IntelligenzforschungWird die Menschheit immer dümmer?

Ein US-Wissenschaftler widerspricht der gängigen Intelligenzforschung: Die Klugheit der Menschen nehme seit Jahrtausenden ab, sagt er. Doch seine Thesen sind gewagt. von 

Die durchschnittliche Intelligenz der Menschheit schwinde allmählich – das behauptet ein amerikanischer Forscher. Seine Begründung: Vor Tausenden Jahren, als die Menschen noch in kleinen Gruppen durch die Wildnis streiften, seien intellektuelle Fähigkeiten zum Überleben viel essenzieller gewesen als heute.

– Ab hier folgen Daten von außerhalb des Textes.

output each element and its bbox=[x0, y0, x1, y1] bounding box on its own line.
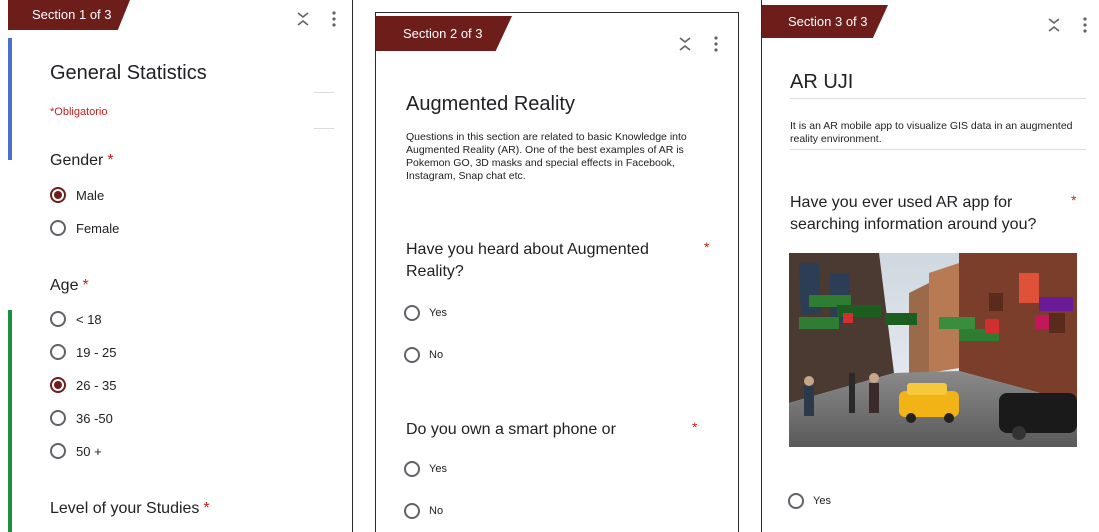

Als Begründung führt der Entwicklungsbiologe und Genetiker Gerald Crabtree genetische Analysen zur Evolution des Erbguts an. Seit die Menschheit Ackerbau betreibe und in größeren Gemeinschaften zusammenlebe, sei die Intelligenz des Einzelnen weniger entscheidend, schreibt der Forscher von der kalifornischen Stanford-Universität im Wissenschaftsmagazin Trends in Genetics . Eine Studie hat er dazu nicht gemacht. Seine Ansichten sind als Kommentar erschienen, indem er Studien zu genetischen Analysen des menschlichen Erbgutes interpretiert.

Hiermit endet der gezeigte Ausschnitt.